We continue our discussion with Matthew Karp about his essay, "History As End: 1619, 1776, and the politics of the past", and ask whether anyone has a "golden age" anymore. What is the properly progressive attitude towards history?

In the After Party, the boys debate the woke reconstruction of the past; how this relates to a ear of the future; and whether conservatism today is just trolling the libs.
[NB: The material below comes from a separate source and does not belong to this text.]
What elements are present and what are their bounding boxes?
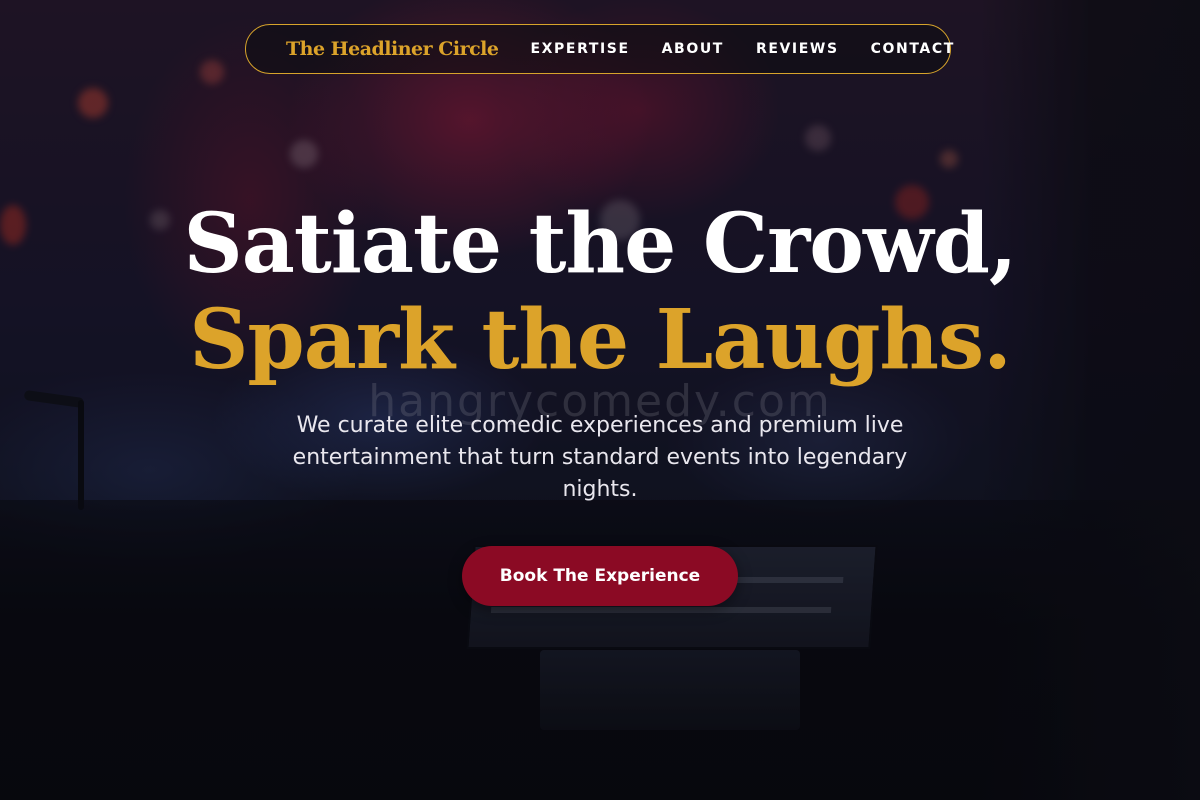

And we finish with a big one: does the return of History require a sustained engagement with the contradictions of the past, or instead a Year Zero in which we rethink freedom from scratch?

Readings:

/263/ The Useless Past (2) ft. Matt karp

Comments

Really interesting, thanks

Aufhebunga Bunga

I really enjoyed this -- in terms of how to use the past, also with regards to statues, I do think one needs an ethical framework to sensibly discuss. I make this point in this article on Stalin's Museum in Georgia (Caucasus), if that is of interest to anyone http://bit.ly/Ethics-PolComm-Gori

Hans Gutbrod

Good thought, but then it all leads back to the "Repetition Compulsion" episode. This is a kind of liberalism that cannot accept there are perverse effects of liberalism itself, so it's constantly trying to vomit up what it perceives as a non-liberal kernel stuck in its throat, then re-digest it in the form of repeated liberal revolutions against perceived ancien regimes (racism, whiteness, colonialism, men, whatever). On the other side, weirdly enough, you get the people who explicitly want to carry on a "Western civilization" frankly admitting that liberalism has perverse effects.

Eli S

Stray thought: throughout the augties and the 2010s western anglo-led liberalism was "provincialized" by a variety of non-western and/or anti-colonial thinkers--from mainline wokesters within the west all the way to Dugin, for instance.--who argued that actually globalist liberalism/technocapitalism isn't a universal project; it's an anglo/western european "civilizational" project (almost in a spenglerian sense), and that it's irredeemably corrupt at the metaphysical level. i.e. racism is inherently a core component of the western/anglo project and worldview. The 1619 project is part of an effort to "re-universalize" liberalism, to digest the traumas inflicted by the provincializing critiques. Fundamentally this is incoherent and contradictory and evidence of a world-system in decline, scrambling to maintain coherence in the face of real ideological and geopolitical challenges from outside.